The lawsuit was initiated by investors in June 2022, alleging that Musk used his influence via Twitter, appearances on "Saturday Night Live," and various publicity tactics to manipulate the price of Dogecoin.
It was claimed that he sold Dogecoin at strategic moments, particularly when actions like changing Twitter's logo to the Dogecoin Shiba Inu dog were anticipated to boost the cryptocurrency's value. This conduct was said to enable him to engage in insider trading for profit.
Additionally, the lawsuit accused Musk of purposely misleading the market through his public endorsements and comments regarding Dogecoin, labeling these actions as "puffery" rather than based on truth.

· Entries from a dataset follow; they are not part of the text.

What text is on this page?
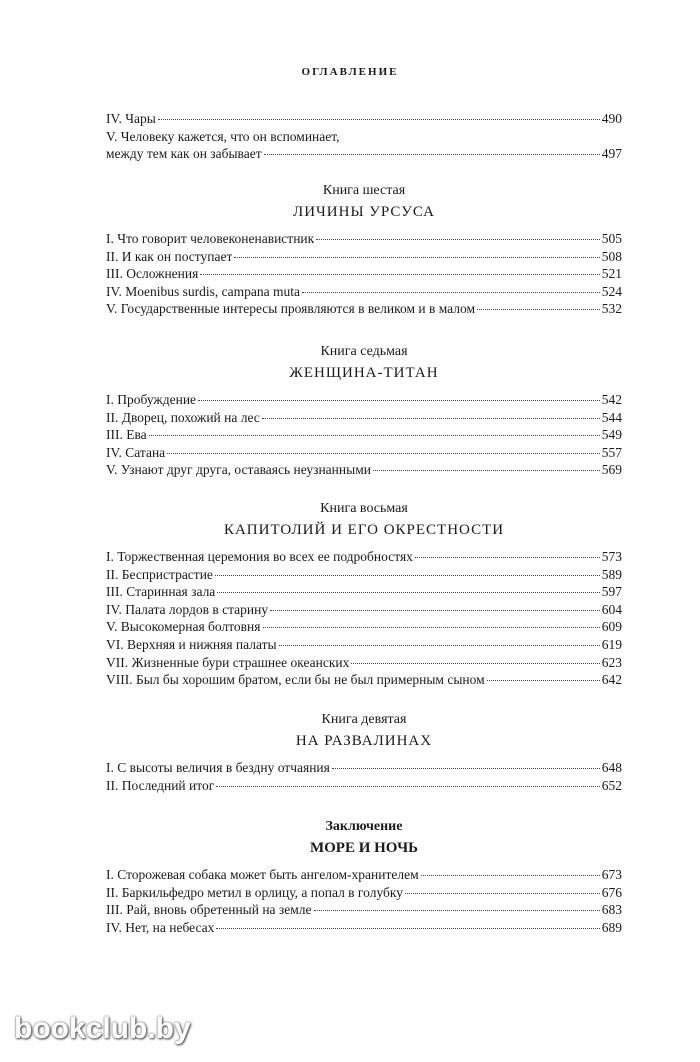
ОГЛАВЛЕНИЕ
IV. Чары	490
V. Человеку кажется, что он вспоминает,
между тем как он забывает	497
Книга шестая
ЛИЧИНЫ УРСУСА
I. Что говорит человеконенавистник	505
II. И как он поступает	508
III. Осложнения	521
IV. Moenibus surdis, campana muta	524
V. Государственные интересы проявляются в великом и в малом	532
Книга седьмая
ЖЕНЩИНА-ТИТАН
I. Пробуждение	542
II. Дворец, похожий на лес	544
III. Ева	549
IV. Сатана	557
V. Узнают друг друга, оставаясь неузнанными	569
Книга восьмая
КАПИТОЛИЙ И ЕГО ОКРЕСТНОСТИ
I. Торжественная церемония во всех ее подробностях	573
II. Беспристрастие	589
III. Старинная зала	597
IV. Палата лордов в старину	604
V. Высокомерная болтовня	609
VI. Верхняя и нижняя палаты	619
VII. Жизненные бури страшнее океанских	623
VIII. Был бы хорошим братом, если бы не был примерным сыном	642
Книга девятая
НА РАЗВАЛИНАХ
I. С высоты величия в бездну отчаяния	648
II. Последний итог	652
Заключение
МОРЕ И НОЧЬ
I. Сторожевая собака может быть ангелом-хранителем	673
II. Баркильфедро метил в орлицу, а попал в голубку	676
III. Рай, вновь обретенный на земле	683
IV. Нет, на небесах	689
bookclub.by
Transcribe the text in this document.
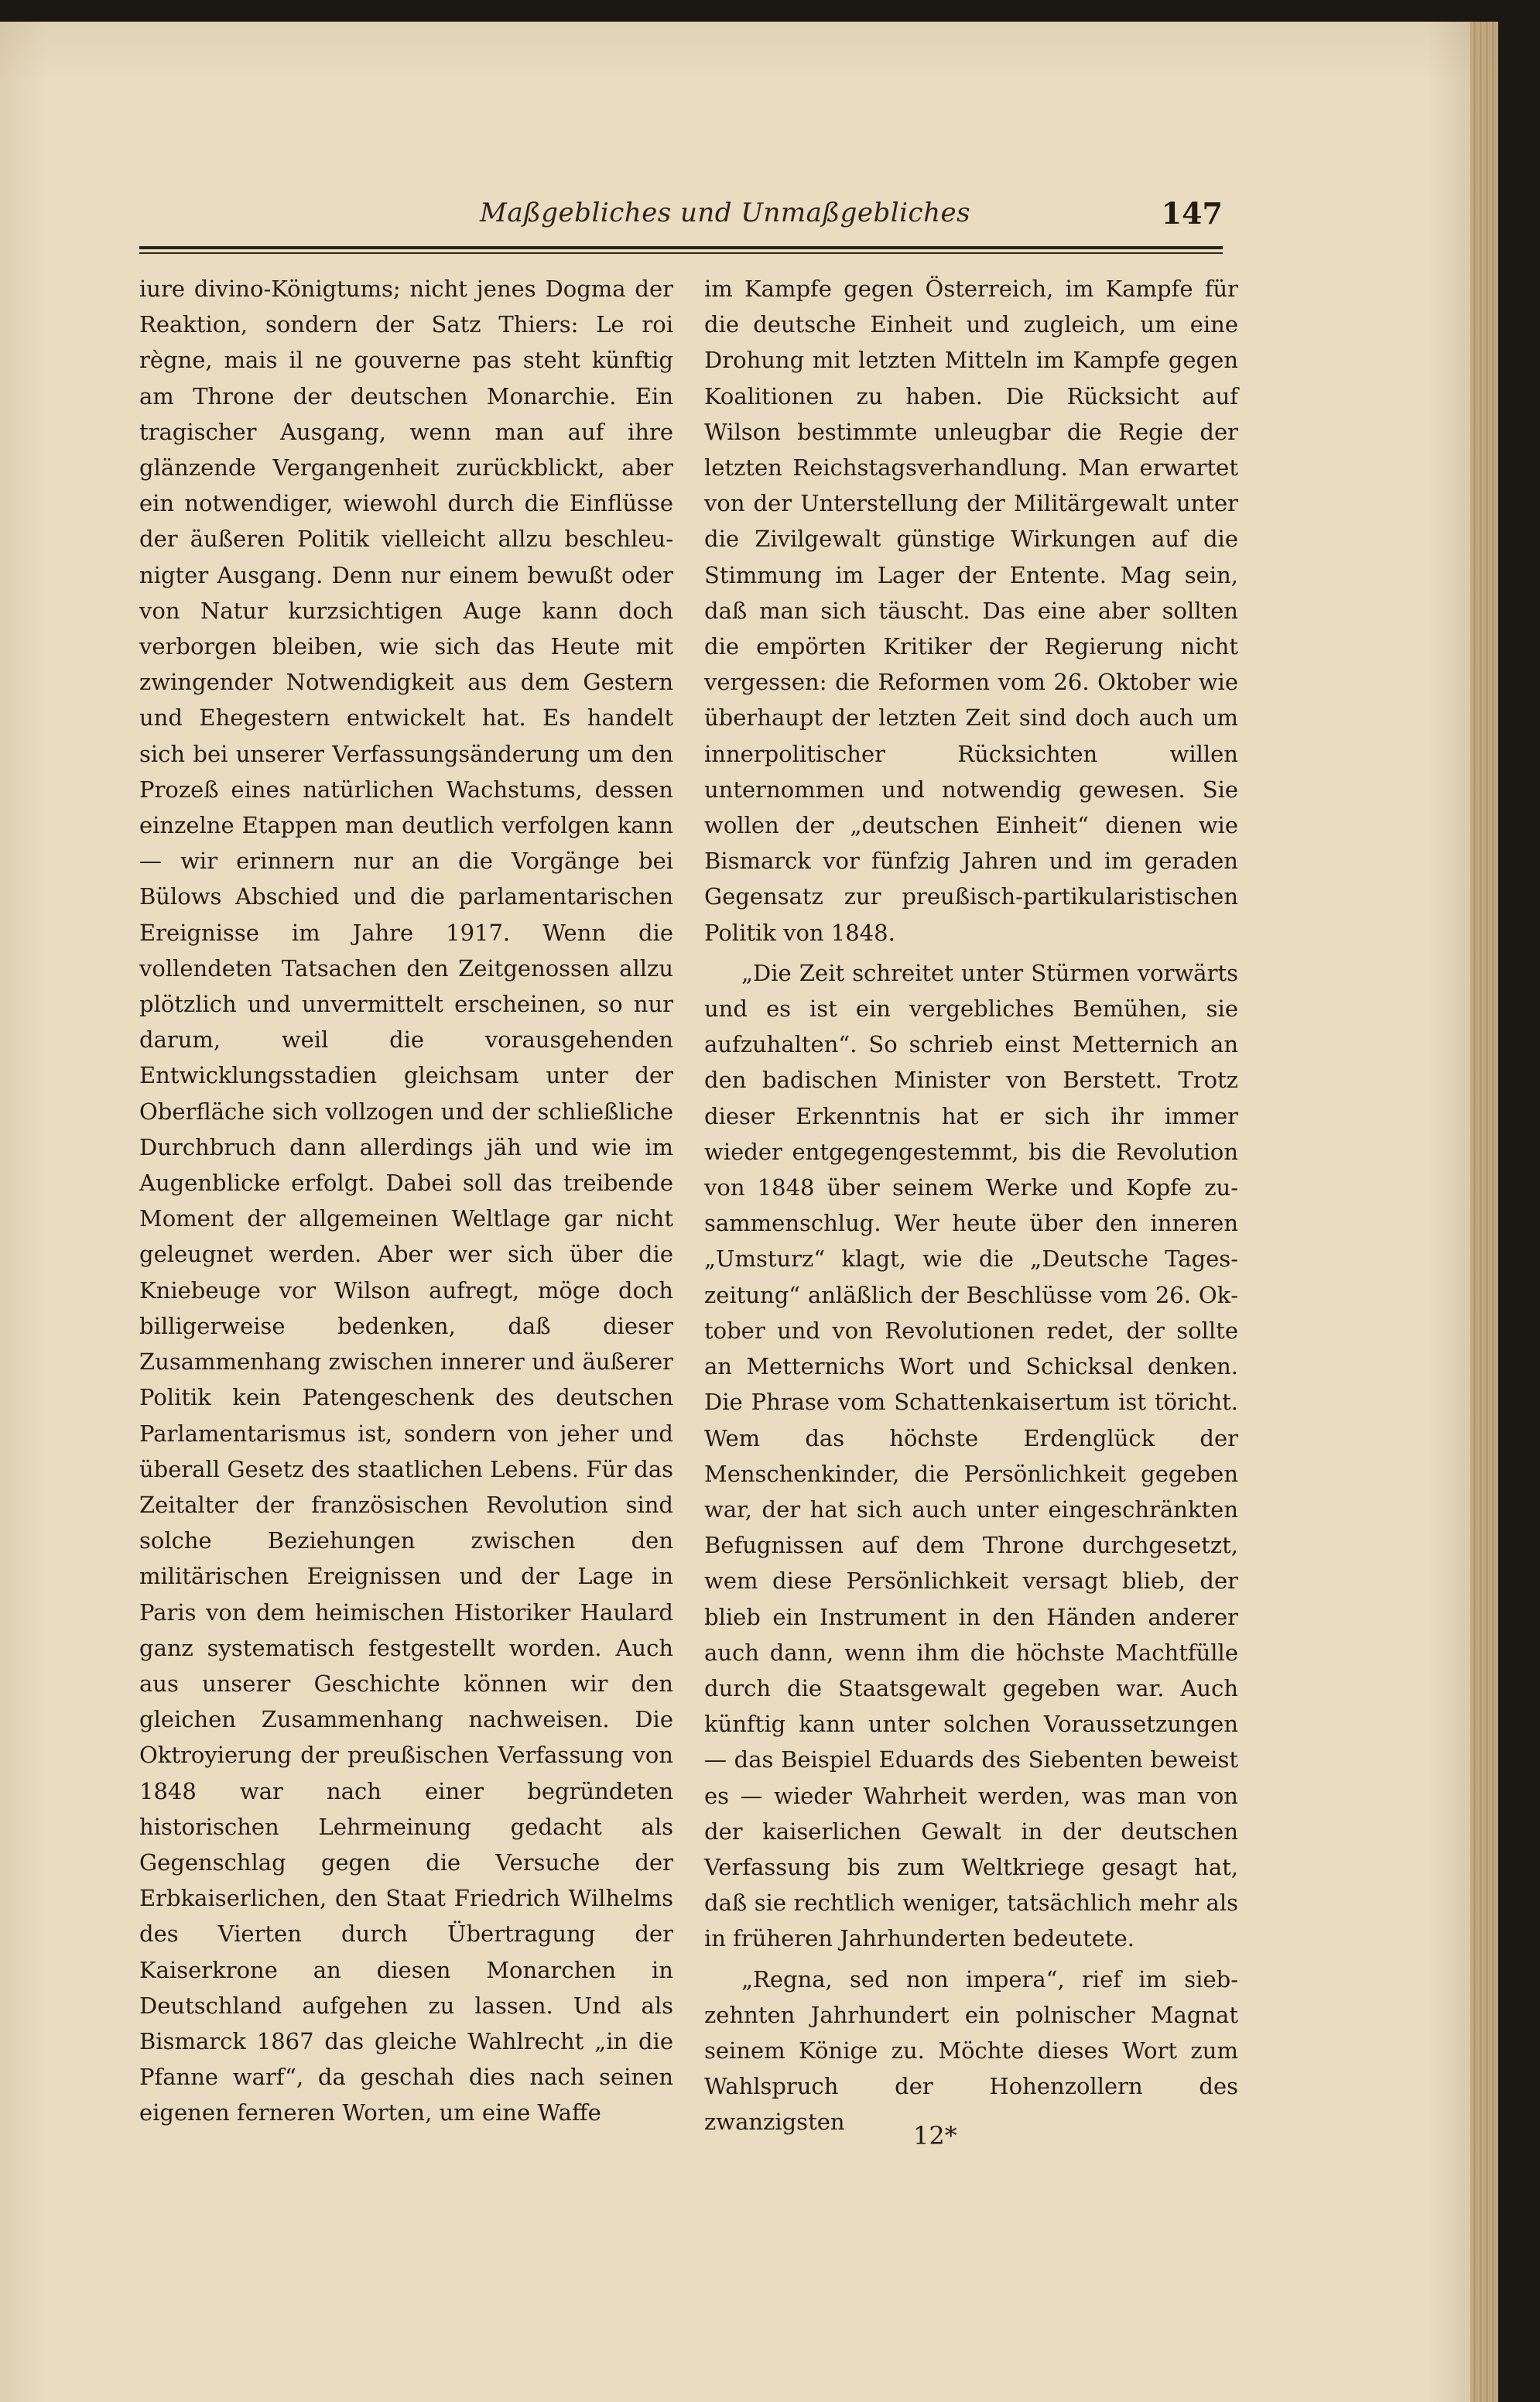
Maßgebliches und Unmaßgebliches	147

iure divino-Königtums; nicht jenes Dogma der Reaktion, sondern der Satz Thiers: Le roi règne, mais il ne gouverne pas steht künftig am Throne der deutschen Monarchie. Ein tragischer Ausgang, wenn man auf ihre glänzende Vergangenheit zurückblickt, aber ein notwendiger, wiewohl durch die Einflüsse der äußeren Politik vielleicht allzu beschleunigter Ausgang. Denn nur einem bewußt oder von Natur kurzsichtigen Auge kann doch verborgen bleiben, wie sich das Heute mit zwingender Notwendigkeit aus dem Gestern und Ehegestern entwickelt hat. Es handelt sich bei unserer Verfassungsänderung um den Prozeß eines natürlichen Wachstums, dessen einzelne Etappen man deutlich verfolgen kann — wir erinnern nur an die Vorgänge bei Bülows Abschied und die parlamentarischen Ereignisse im Jahre 1917. Wenn die vollendeten Tatsachen den Zeitgenossen allzu plötzlich und unvermittelt erscheinen, so nur darum, weil die vorausgehenden Entwicklungsstadien gleichsam unter der Oberfläche sich vollzogen und der schließliche Durchbruch dann allerdings jäh und wie im Augenblicke erfolgt. Dabei soll das treibende Moment der allgemeinen Weltlage gar nicht geleugnet werden. Aber wer sich über die Kniebeuge vor Wilson aufregt, möge doch billigerweise bedenken, daß dieser Zusammenhang zwischen innerer und äußerer Politik kein Patengeschenk des deutschen Parlamentarismus ist, sondern von jeher und überall Gesetz des staatlichen Lebens. Für das Zeitalter der französischen Revolution sind solche Beziehungen zwischen den militärischen Ereignissen und der Lage in Paris von dem heimischen Historiker Haulard ganz systematisch festgestellt worden. Auch aus unserer Geschichte können wir den gleichen Zusammenhang nachweisen. Die Oktroyierung der preußischen Verfassung von 1848 war nach einer begründeten historischen Lehrmeinung gedacht als Gegenschlag gegen die Versuche der Erbkaiserlichen, den Staat Friedrich Wilhelms des Vierten durch Übertragung der Kaiserkrone an diesen Monarchen in Deutschland aufgehen zu lassen. Und als Bismarck 1867 das gleiche Wahlrecht „in die Pfanne warf“, da geschah dies nach seinen eigenen ferneren Worten, um eine Waffe

im Kampfe gegen Österreich, im Kampfe für die deutsche Einheit und zugleich, um eine Drohung mit letzten Mitteln im Kampfe gegen Koalitionen zu haben. Die Rücksicht auf Wilson bestimmte unleugbar die Regie der letzten Reichstagsverhandlung. Man erwartet von der Unterstellung der Militärgewalt unter die Zivilgewalt günstige Wirkungen auf die Stimmung im Lager der Entente. Mag sein, daß man sich täuscht. Das eine aber sollten die empörten Kritiker der Regierung nicht vergessen: die Reformen vom 26. Oktober wie überhaupt der letzten Zeit sind doch auch um innerpolitischer Rücksichten willen unternommen und notwendig gewesen. Sie wollen der „deutschen Einheit“ dienen wie Bismarck vor fünfzig Jahren und im geraden Gegensatz zur preußisch-partikularistischen Politik von 1848.

„Die Zeit schreitet unter Stürmen vorwärts und es ist ein vergebliches Bemühen, sie aufzuhalten“. So schrieb einst Metternich an den badischen Minister von Berstett. Trotz dieser Erkenntnis hat er sich ihr immer wieder entgegengestemmt, bis die Revolution von 1848 über seinem Werke und Kopfe zusammenschlug. Wer heute über den inneren „Umsturz“ klagt, wie die „Deutsche Tageszeitung“ anläßlich der Beschlüsse vom 26. Oktober und von Revolutionen redet, der sollte an Metternichs Wort und Schicksal denken. Die Phrase vom Schattenkaisertum ist töricht. Wem das höchste Erdenglück der Menschenkinder, die Persönlichkeit gegeben war, der hat sich auch unter eingeschränkten Befugnissen auf dem Throne durchgesetzt, wem diese Persönlichkeit versagt blieb, der blieb ein Instrument in den Händen anderer auch dann, wenn ihm die höchste Machtfülle durch die Staatsgewalt gegeben war. Auch künftig kann unter solchen Voraussetzungen — das Beispiel Eduards des Siebenten beweist es — wieder Wahrheit werden, was man von der kaiserlichen Gewalt in der deutschen Verfassung bis zum Weltkriege gesagt hat, daß sie rechtlich weniger, tatsächlich mehr als in früheren Jahrhunderten bedeutete.

„Regna, sed non impera“, rief im siebzehnten Jahrhundert ein polnischer Magnat seinem Könige zu. Möchte dieses Wort zum Wahlspruch der Hohenzollern des zwanzigsten	12*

In response to the allegations, Musk referred to the lawsuit as a “fanciful work of fiction,” with his legal team arguing for its dismissal. They characterized the claims and the $258 billion in damages sought by the plaintiffs as baseless.
Judge Hellerstein noted that the plaintiffs had misinterpreted many of Musk's tweets concerning Dogecoin. For instance, they misconstrued his statement about becoming the "official CEO" of Dogecoin and his assertion of sending a physical Dogecoin to the moon on a SpaceX mission.
The judge characterized Musk's tweets as “aspirational and puffery, not factual and susceptible to being falsified.” He further ruled that no rational investor could substantiate a securities fraud claim based on Musk’s tweets. It was deemed “not possible to understand” how the tweets supported claims of market manipulation and insider trading. Consequently, the court dismissed the allegations.
As of now, the value of Dogecoin has seen a slight decline of 0.3%, trading around $0.10.